Le vrai problème reste de savoir comment financer le devenir du système scolaire à moyen terme, si l'État retire ses aides. Dans la mesure où les parents paient déjà 63 % du coût total, il est difficile de leur demander plus. On ne peut pas non plus envisager de financer cela seulement par des partenariats avec les grandes entreprises, car cela n'entre pas dans la culture française. D'où mon plaidoyer pour les cinq millions d'euros de bourses.
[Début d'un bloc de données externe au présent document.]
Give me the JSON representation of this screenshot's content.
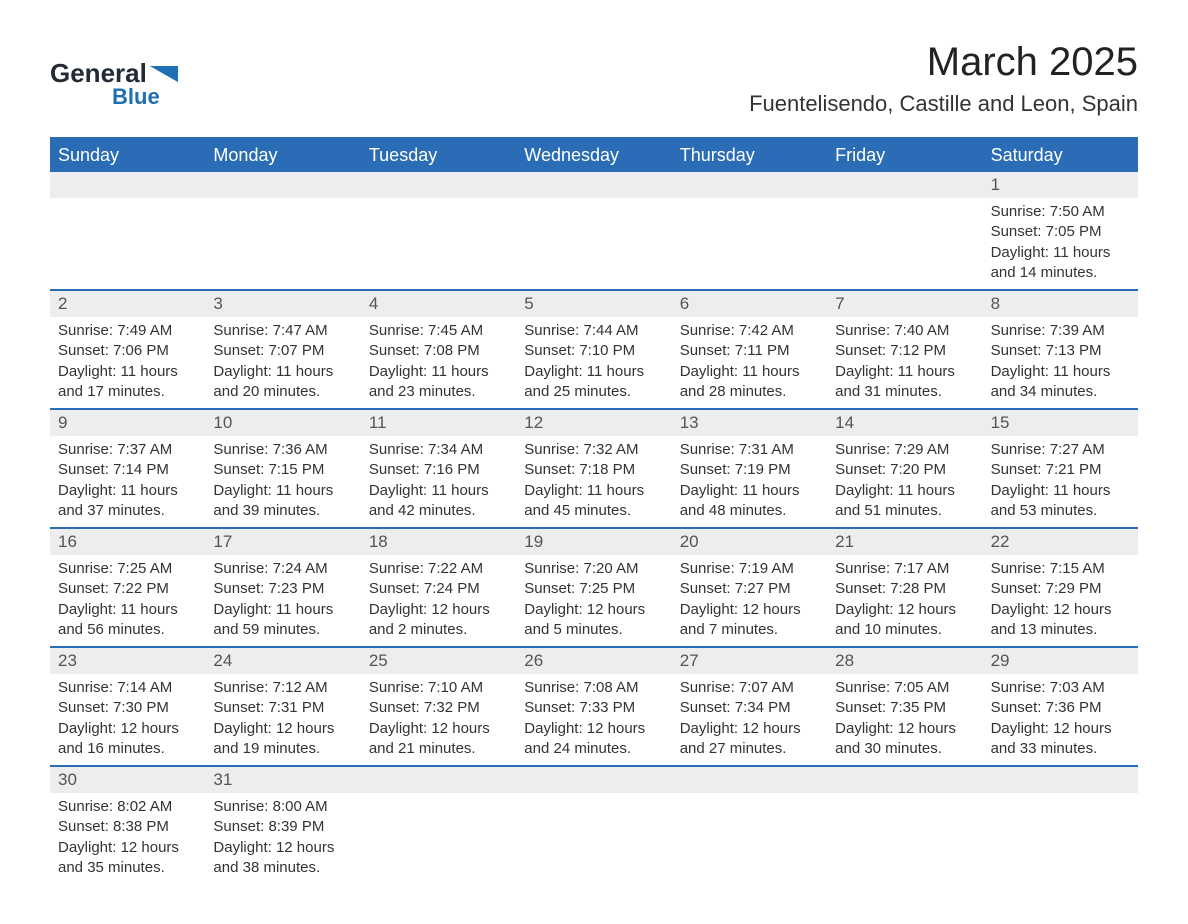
{
  "colors": {
    "header_bg": "#2a6db6",
    "header_text": "#ffffff",
    "row_divider": "#2a6db6",
    "day_num_bg": "#ecedee",
    "day_num_text": "#555555",
    "body_text": "#333333",
    "page_bg": "#ffffff",
    "logo_dark": "#222b33",
    "logo_accent": "#1f6fb3"
  },
  "logo": {
    "line1": "General",
    "line2": "Blue"
  },
  "title": "March 2025",
  "subtitle": "Fuentelisendo, Castille and Leon, Spain",
  "days_of_week": [
    "Sunday",
    "Monday",
    "Tuesday",
    "Wednesday",
    "Thursday",
    "Friday",
    "Saturday"
  ],
  "weeks": [
    [
      {
        "empty": true
      },
      {
        "empty": true
      },
      {
        "empty": true
      },
      {
        "empty": true
      },
      {
        "empty": true
      },
      {
        "empty": true
      },
      {
        "num": "1",
        "sunrise": "Sunrise: 7:50 AM",
        "sunset": "Sunset: 7:05 PM",
        "day1": "Daylight: 11 hours",
        "day2": "and 14 minutes."
      }
    ],
    [
      {
        "num": "2",
        "sunrise": "Sunrise: 7:49 AM",
        "sunset": "Sunset: 7:06 PM",
        "day1": "Daylight: 11 hours",
        "day2": "and 17 minutes."
      },
      {
        "num": "3",
        "sunrise": "Sunrise: 7:47 AM",
        "sunset": "Sunset: 7:07 PM",
        "day1": "Daylight: 11 hours",
        "day2": "and 20 minutes."
      },
      {
        "num": "4",
        "sunrise": "Sunrise: 7:45 AM",
        "sunset": "Sunset: 7:08 PM",
        "day1": "Daylight: 11 hours",
        "day2": "and 23 minutes."
      },
      {
        "num": "5",
        "sunrise": "Sunrise: 7:44 AM",
        "sunset": "Sunset: 7:10 PM",
        "day1": "Daylight: 11 hours",
        "day2": "and 25 minutes."
      },
      {
        "num": "6",
        "sunrise": "Sunrise: 7:42 AM",
        "sunset": "Sunset: 7:11 PM",
        "day1": "Daylight: 11 hours",
        "day2": "and 28 minutes."
      },
      {
        "num": "7",
        "sunrise": "Sunrise: 7:40 AM",
        "sunset": "Sunset: 7:12 PM",
        "day1": "Daylight: 11 hours",
        "day2": "and 31 minutes."
      },
      {
        "num": "8",
        "sunrise": "Sunrise: 7:39 AM",
        "sunset": "Sunset: 7:13 PM",
        "day1": "Daylight: 11 hours",
        "day2": "and 34 minutes."
      }
    ],
    [
      {
        "num": "9",
        "sunrise": "Sunrise: 7:37 AM",
        "sunset": "Sunset: 7:14 PM",
        "day1": "Daylight: 11 hours",
        "day2": "and 37 minutes."
      },
      {
        "num": "10",
        "sunrise": "Sunrise: 7:36 AM",
        "sunset": "Sunset: 7:15 PM",
        "day1": "Daylight: 11 hours",
        "day2": "and 39 minutes."
      },
      {
        "num": "11",
        "sunrise": "Sunrise: 7:34 AM",
        "sunset": "Sunset: 7:16 PM",
        "day1": "Daylight: 11 hours",
        "day2": "and 42 minutes."
      },
      {
        "num": "12",
        "sunrise": "Sunrise: 7:32 AM",
        "sunset": "Sunset: 7:18 PM",
        "day1": "Daylight: 11 hours",
        "day2": "and 45 minutes."
      },
      {
        "num": "13",
        "sunrise": "Sunrise: 7:31 AM",
        "sunset": "Sunset: 7:19 PM",
        "day1": "Daylight: 11 hours",
        "day2": "and 48 minutes."
      },
      {
        "num": "14",
        "sunrise": "Sunrise: 7:29 AM",
        "sunset": "Sunset: 7:20 PM",
        "day1": "Daylight: 11 hours",
        "day2": "and 51 minutes."
      },
      {
        "num": "15",
        "sunrise": "Sunrise: 7:27 AM",
        "sunset": "Sunset: 7:21 PM",
        "day1": "Daylight: 11 hours",
        "day2": "and 53 minutes."
      }
    ],
    [
      {
        "num": "16",
        "sunrise": "Sunrise: 7:25 AM",
        "sunset": "Sunset: 7:22 PM",
        "day1": "Daylight: 11 hours",
        "day2": "and 56 minutes."
      },
      {
        "num": "17",
        "sunrise": "Sunrise: 7:24 AM",
        "sunset": "Sunset: 7:23 PM",
        "day1": "Daylight: 11 hours",
        "day2": "and 59 minutes."
      },
      {
        "num": "18",
        "sunrise": "Sunrise: 7:22 AM",
        "sunset": "Sunset: 7:24 PM",
        "day1": "Daylight: 12 hours",
        "day2": "and 2 minutes."
      },
      {
        "num": "19",
        "sunrise": "Sunrise: 7:20 AM",
        "sunset": "Sunset: 7:25 PM",
        "day1": "Daylight: 12 hours",
        "day2": "and 5 minutes."
      },
      {
        "num": "20",
        "sunrise": "Sunrise: 7:19 AM",
        "sunset": "Sunset: 7:27 PM",
        "day1": "Daylight: 12 hours",
        "day2": "and 7 minutes."
      },
      {
        "num": "21",
        "sunrise": "Sunrise: 7:17 AM",
        "sunset": "Sunset: 7:28 PM",
        "day1": "Daylight: 12 hours",
        "day2": "and 10 minutes."
      },
      {
        "num": "22",
        "sunrise": "Sunrise: 7:15 AM",
        "sunset": "Sunset: 7:29 PM",
        "day1": "Daylight: 12 hours",
        "day2": "and 13 minutes."
      }
    ],
    [
      {
        "num": "23",
        "sunrise": "Sunrise: 7:14 AM",
        "sunset": "Sunset: 7:30 PM",
        "day1": "Daylight: 12 hours",
        "day2": "and 16 minutes."
      },
      {
        "num": "24",
        "sunrise": "Sunrise: 7:12 AM",
        "sunset": "Sunset: 7:31 PM",
        "day1": "Daylight: 12 hours",
        "day2": "and 19 minutes."
      },
      {
        "num": "25",
        "sunrise": "Sunrise: 7:10 AM",
        "sunset": "Sunset: 7:32 PM",
        "day1": "Daylight: 12 hours",
        "day2": "and 21 minutes."
      },
      {
        "num": "26",
        "sunrise": "Sunrise: 7:08 AM",
        "sunset": "Sunset: 7:33 PM",
        "day1": "Daylight: 12 hours",
        "day2": "and 24 minutes."
      },
      {
        "num": "27",
        "sunrise": "Sunrise: 7:07 AM",
        "sunset": "Sunset: 7:34 PM",
        "day1": "Daylight: 12 hours",
        "day2": "and 27 minutes."
      },
      {
        "num": "28",
        "sunrise": "Sunrise: 7:05 AM",
        "sunset": "Sunset: 7:35 PM",
        "day1": "Daylight: 12 hours",
        "day2": "and 30 minutes."
      },
      {
        "num": "29",
        "sunrise": "Sunrise: 7:03 AM",
        "sunset": "Sunset: 7:36 PM",
        "day1": "Daylight: 12 hours",
        "day2": "and 33 minutes."
      }
    ],
    [
      {
        "num": "30",
        "sunrise": "Sunrise: 8:02 AM",
        "sunset": "Sunset: 8:38 PM",
        "day1": "Daylight: 12 hours",
        "day2": "and 35 minutes."
      },
      {
        "num": "31",
        "sunrise": "Sunrise: 8:00 AM",
        "sunset": "Sunset: 8:39 PM",
        "day1": "Daylight: 12 hours",
        "day2": "and 38 minutes."
      },
      {
        "empty": true
      },
      {
        "empty": true
      },
      {
        "empty": true
      },
      {
        "empty": true
      },
      {
        "empty": true
      }
    ]
  ]
}
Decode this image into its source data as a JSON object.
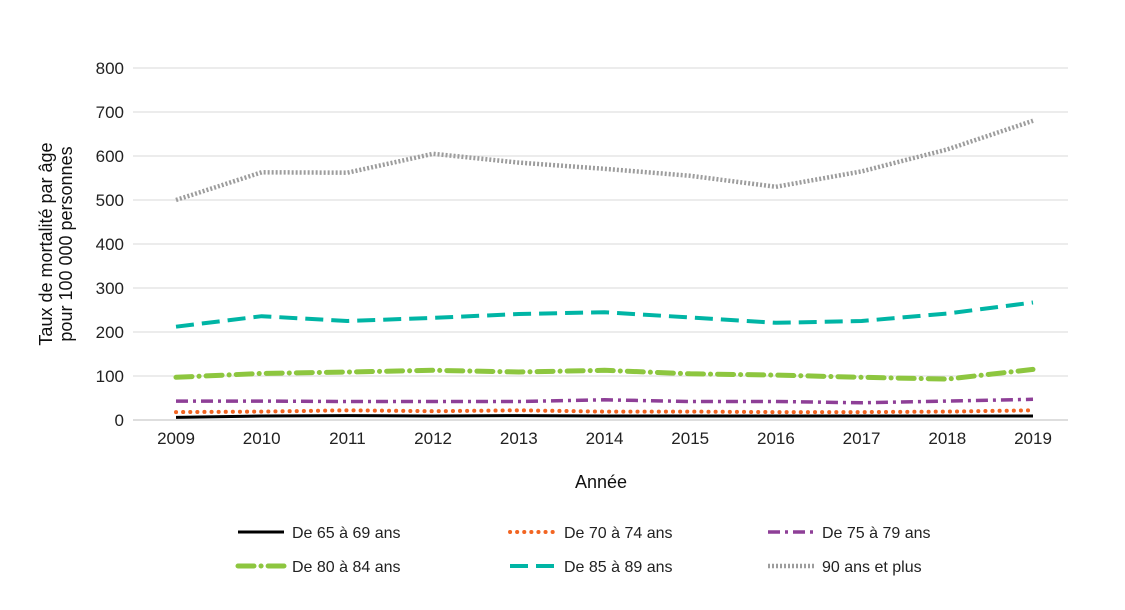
{
  "chart_data": {
    "type": "line",
    "title": "",
    "xlabel": "Année",
    "ylabel_lines": [
      "Taux de mortalité par âge",
      "pour 100 000 personnes"
    ],
    "x": [
      2009,
      2010,
      2011,
      2012,
      2013,
      2014,
      2015,
      2016,
      2017,
      2018,
      2019
    ],
    "x_tick_labels": [
      "2009",
      "2010",
      "2011",
      "2012",
      "2013",
      "2014",
      "2015",
      "2016",
      "2017",
      "2018",
      "2019"
    ],
    "ylim": [
      0,
      800
    ],
    "y_ticks": [
      0,
      100,
      200,
      300,
      400,
      500,
      600,
      700,
      800
    ],
    "y_tick_labels": [
      "0",
      "100",
      "200",
      "300",
      "400",
      "500",
      "600",
      "700",
      "800"
    ],
    "grid": true,
    "legend_position": "bottom",
    "series": [
      {
        "name": "De 65 à 69 ans",
        "color": "#000000",
        "style": "solid",
        "values": [
          6,
          9,
          10,
          9,
          10,
          9,
          9,
          9,
          9,
          9,
          9
        ]
      },
      {
        "name": "De 70 à 74 ans",
        "color": "#f26522",
        "style": "dotted",
        "values": [
          18,
          19,
          22,
          20,
          22,
          19,
          19,
          18,
          18,
          19,
          22
        ]
      },
      {
        "name": "De 75 à 79 ans",
        "color": "#8e3f97",
        "style": "dashdot",
        "values": [
          43,
          43,
          42,
          42,
          42,
          46,
          42,
          42,
          39,
          43,
          47
        ]
      },
      {
        "name": "De 80 à 84 ans",
        "color": "#8dc63f",
        "style": "dashdot-thick",
        "values": [
          97,
          106,
          109,
          113,
          109,
          113,
          105,
          102,
          97,
          93,
          115
        ]
      },
      {
        "name": "De 85 à 89 ans",
        "color": "#00b5a5",
        "style": "dashed",
        "values": [
          212,
          236,
          225,
          232,
          241,
          245,
          233,
          221,
          225,
          242,
          267
        ]
      },
      {
        "name": "90 ans et plus",
        "color": "#9d9d9d",
        "style": "dotted-thick",
        "values": [
          500,
          563,
          562,
          605,
          585,
          571,
          555,
          530,
          565,
          615,
          680
        ]
      }
    ]
  }
}
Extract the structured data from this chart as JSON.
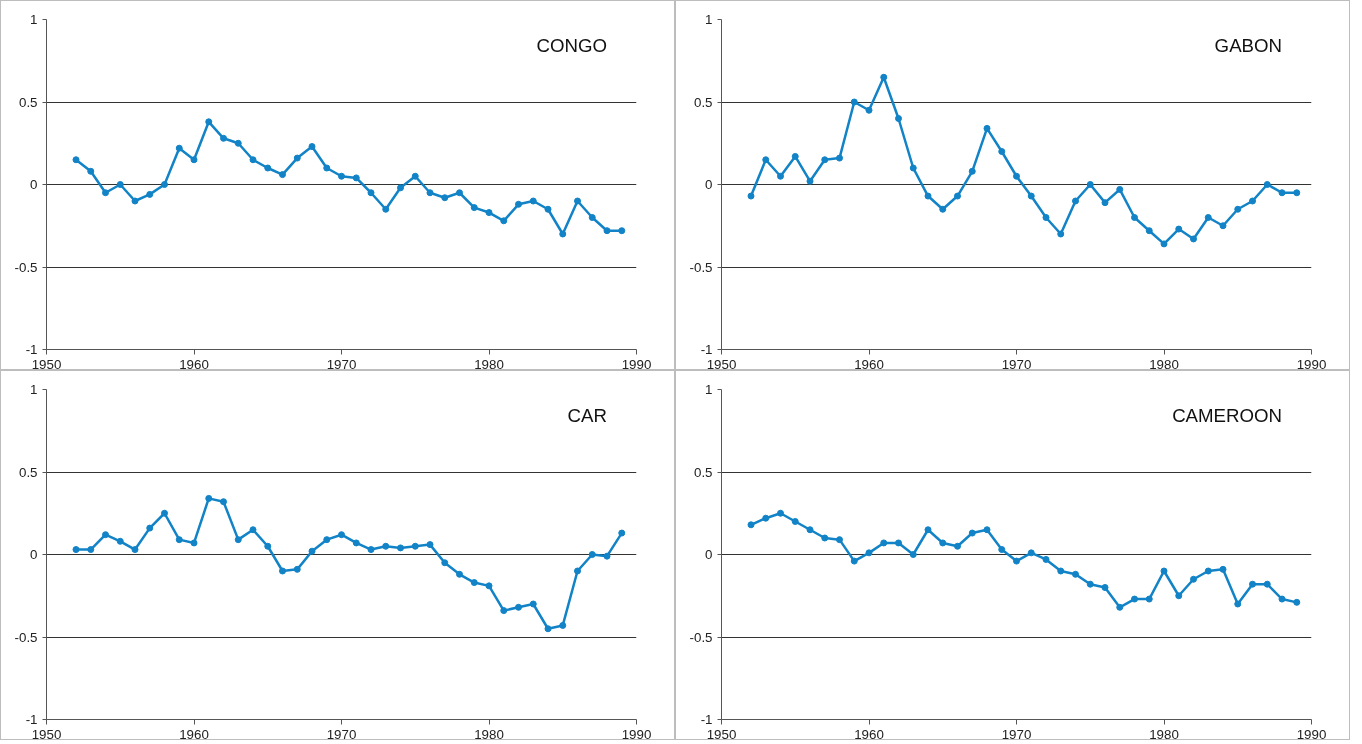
{
  "chart_data": [
    {
      "type": "line",
      "title": "CONGO",
      "color": "#1183c6",
      "marker": "circle",
      "grid": "y",
      "xlim": [
        1950,
        1990
      ],
      "xticks": [
        1950,
        1960,
        1970,
        1980,
        1990
      ],
      "ylim": [
        -1,
        1
      ],
      "yticks": [
        -1,
        -0.5,
        0,
        0.5,
        1
      ],
      "x": [
        1952,
        1953,
        1954,
        1955,
        1956,
        1957,
        1958,
        1959,
        1960,
        1961,
        1962,
        1963,
        1964,
        1965,
        1966,
        1967,
        1968,
        1969,
        1970,
        1971,
        1972,
        1973,
        1974,
        1975,
        1976,
        1977,
        1978,
        1979,
        1980,
        1981,
        1982,
        1983,
        1984,
        1985,
        1986,
        1987,
        1988,
        1989
      ],
      "values": [
        0.15,
        0.08,
        -0.05,
        0,
        -0.1,
        -0.06,
        0,
        0.22,
        0.15,
        0.38,
        0.28,
        0.25,
        0.15,
        0.1,
        0.06,
        0.16,
        0.23,
        0.1,
        0.05,
        0.04,
        -0.05,
        -0.15,
        -0.02,
        0.05,
        -0.05,
        -0.08,
        -0.05,
        -0.14,
        -0.17,
        -0.22,
        -0.12,
        -0.1,
        -0.15,
        -0.3,
        -0.1,
        -0.2,
        -0.28,
        -0.28
      ]
    },
    {
      "type": "line",
      "title": "GABON",
      "color": "#1183c6",
      "marker": "circle",
      "grid": "y",
      "xlim": [
        1950,
        1990
      ],
      "xticks": [
        1950,
        1960,
        1970,
        1980,
        1990
      ],
      "ylim": [
        -1,
        1
      ],
      "yticks": [
        -1,
        -0.5,
        0,
        0.5,
        1
      ],
      "x": [
        1952,
        1953,
        1954,
        1955,
        1956,
        1957,
        1958,
        1959,
        1960,
        1961,
        1962,
        1963,
        1964,
        1965,
        1966,
        1967,
        1968,
        1969,
        1970,
        1971,
        1972,
        1973,
        1974,
        1975,
        1976,
        1977,
        1978,
        1979,
        1980,
        1981,
        1982,
        1983,
        1984,
        1985,
        1986,
        1987,
        1988,
        1989
      ],
      "values": [
        -0.07,
        0.15,
        0.05,
        0.17,
        0.02,
        0.15,
        0.16,
        0.5,
        0.45,
        0.65,
        0.4,
        0.1,
        -0.07,
        -0.15,
        -0.07,
        0.08,
        0.34,
        0.2,
        0.05,
        -0.07,
        -0.2,
        -0.3,
        -0.1,
        0,
        -0.11,
        -0.03,
        -0.2,
        -0.28,
        -0.36,
        -0.27,
        -0.33,
        -0.2,
        -0.25,
        -0.15,
        -0.1,
        0,
        -0.05,
        -0.05
      ]
    },
    {
      "type": "line",
      "title": "CAR",
      "color": "#1183c6",
      "marker": "circle",
      "grid": "y",
      "xlim": [
        1950,
        1990
      ],
      "xticks": [
        1950,
        1960,
        1970,
        1980,
        1990
      ],
      "ylim": [
        -1,
        1
      ],
      "yticks": [
        -1,
        -0.5,
        0,
        0.5,
        1
      ],
      "x": [
        1952,
        1953,
        1954,
        1955,
        1956,
        1957,
        1958,
        1959,
        1960,
        1961,
        1962,
        1963,
        1964,
        1965,
        1966,
        1967,
        1968,
        1969,
        1970,
        1971,
        1972,
        1973,
        1974,
        1975,
        1976,
        1977,
        1978,
        1979,
        1980,
        1981,
        1982,
        1983,
        1984,
        1985,
        1986,
        1987,
        1988,
        1989
      ],
      "values": [
        0.03,
        0.03,
        0.12,
        0.08,
        0.03,
        0.16,
        0.25,
        0.09,
        0.07,
        0.34,
        0.32,
        0.09,
        0.15,
        0.05,
        -0.1,
        -0.09,
        0.02,
        0.09,
        0.12,
        0.07,
        0.03,
        0.05,
        0.04,
        0.05,
        0.06,
        -0.05,
        -0.12,
        -0.17,
        -0.19,
        -0.34,
        -0.32,
        -0.3,
        -0.45,
        -0.43,
        -0.1,
        0,
        -0.01,
        0.13
      ]
    },
    {
      "type": "line",
      "title": "CAMEROON",
      "color": "#1183c6",
      "marker": "circle",
      "grid": "y",
      "xlim": [
        1950,
        1990
      ],
      "xticks": [
        1950,
        1960,
        1970,
        1980,
        1990
      ],
      "ylim": [
        -1,
        1
      ],
      "yticks": [
        -1,
        -0.5,
        0,
        0.5,
        1
      ],
      "x": [
        1952,
        1953,
        1954,
        1955,
        1956,
        1957,
        1958,
        1959,
        1960,
        1961,
        1962,
        1963,
        1964,
        1965,
        1966,
        1967,
        1968,
        1969,
        1970,
        1971,
        1972,
        1973,
        1974,
        1975,
        1976,
        1977,
        1978,
        1979,
        1980,
        1981,
        1982,
        1983,
        1984,
        1985,
        1986,
        1987,
        1988,
        1989
      ],
      "values": [
        0.18,
        0.22,
        0.25,
        0.2,
        0.15,
        0.1,
        0.09,
        -0.04,
        0.01,
        0.07,
        0.07,
        0,
        0.15,
        0.07,
        0.05,
        0.13,
        0.15,
        0.03,
        -0.04,
        0.01,
        -0.03,
        -0.1,
        -0.12,
        -0.18,
        -0.2,
        -0.32,
        -0.27,
        -0.27,
        -0.1,
        -0.25,
        -0.15,
        -0.1,
        -0.09,
        -0.3,
        -0.18,
        -0.18,
        -0.27,
        -0.29
      ]
    }
  ]
}
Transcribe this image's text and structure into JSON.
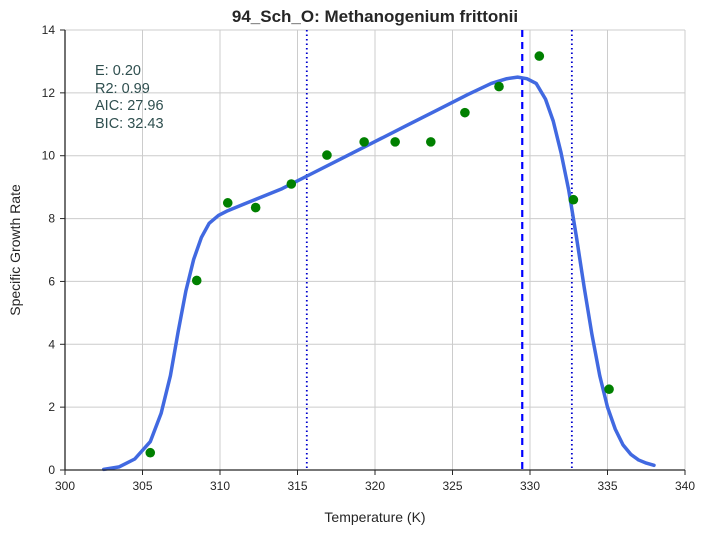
{
  "chart_data": {
    "type": "scatter",
    "title": "94_Sch_O: Methanogenium frittonii",
    "xlabel": "Temperature (K)",
    "ylabel": "Specific Growth Rate",
    "xlim": [
      300,
      340
    ],
    "ylim": [
      0,
      14
    ],
    "xticks": [
      "300",
      "305",
      "310",
      "315",
      "320",
      "325",
      "330",
      "335",
      "340"
    ],
    "yticks": [
      "0",
      "2",
      "4",
      "6",
      "8",
      "10",
      "12",
      "14"
    ],
    "grid": true,
    "annotations": [
      "E:  0.20",
      "R2:  0.99",
      "AIC: 27.96",
      "BIC: 32.43"
    ],
    "series": [
      {
        "kind": "points",
        "color": "#008000",
        "x": [
          305.5,
          308.5,
          310.5,
          312.3,
          314.6,
          316.9,
          319.3,
          321.3,
          323.6,
          325.8,
          328.0,
          330.6,
          332.8,
          335.1
        ],
        "y": [
          0.55,
          6.03,
          8.5,
          8.35,
          9.1,
          10.02,
          10.44,
          10.44,
          10.44,
          11.37,
          12.2,
          13.17,
          8.6,
          2.57
        ]
      },
      {
        "kind": "line",
        "color": "#4169e1",
        "x": [
          302.5,
          303.5,
          304.5,
          305.5,
          306.2,
          306.8,
          307.3,
          307.8,
          308.3,
          308.8,
          309.3,
          309.9,
          310.5,
          311.5,
          312.5,
          314.0,
          316.0,
          318.0,
          320.0,
          322.0,
          324.0,
          326.0,
          327.5,
          328.5,
          329.2,
          329.8,
          330.4,
          331.0,
          331.5,
          332.0,
          332.5,
          333.0,
          333.5,
          334.0,
          334.5,
          335.0,
          335.5,
          336.0,
          336.5,
          337.0,
          337.5,
          338.0
        ],
        "y": [
          0.02,
          0.1,
          0.35,
          0.9,
          1.8,
          3.0,
          4.4,
          5.7,
          6.7,
          7.4,
          7.85,
          8.1,
          8.25,
          8.45,
          8.65,
          8.95,
          9.45,
          9.95,
          10.45,
          10.95,
          11.45,
          11.95,
          12.3,
          12.45,
          12.5,
          12.45,
          12.3,
          11.8,
          11.1,
          10.1,
          8.9,
          7.4,
          5.8,
          4.3,
          3.0,
          2.0,
          1.3,
          0.8,
          0.5,
          0.32,
          0.22,
          0.15
        ]
      }
    ],
    "vlines": [
      {
        "x": 315.6,
        "style": "dotted",
        "color": "#0000cd"
      },
      {
        "x": 329.5,
        "style": "dashed",
        "color": "#0000ff"
      },
      {
        "x": 332.7,
        "style": "dotted",
        "color": "#0000cd"
      }
    ]
  }
}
Nous avons laissé de côté la question de l'immobilier, car nous en avons souvent parlé. Elle n'a pas pour autant été résolue, avec un compte d'affectation spéciale (CAS) qui évolue chaque année. Les bijoux de famille se raréfient...

Quant à la baisse des effectifs, elle est réelle. Avec 115 ETP en moins, elle reste cependant l'une des plus faibles sur l'ensemble des ministères.

M. Éric Doligé, rapporteur spécial. - Je voudrais ajouter que l'éducation nationale pourrait faire un effort. Des postes ont été créés sur le territoire national, mais aucun à l'étranger. Nous continuerons à travailler sur la question des bourses, avec des analyses plus fines sur les masses globales.

L'immobilier reste un point d'interrogation. Il serait souhaitable d'avoir une visibilité non pas à l'année, mais sur le long terme. Le ministère des affaires étrangères doit verser systématiquement 25 millions d'euros à l'État sur les ventes immobilières. Le montant peut être plus élevé si les rentrées sont bonnes. Dans le cas contraire, cela risque de poser problème.

M. Richard Yung, rapporteur spécial. - La bonne nouvelle, c'est qu'il y a trois ou quatre ambassades communes franco-allemandes en construction. On progresse doucement mais sûrement.

La commission a donné acte de leur communication à MM. Éric Doligé et Richard Yung, rapporteurs spéciaux, et en autorise la publication sous forme d'un rapport d'information.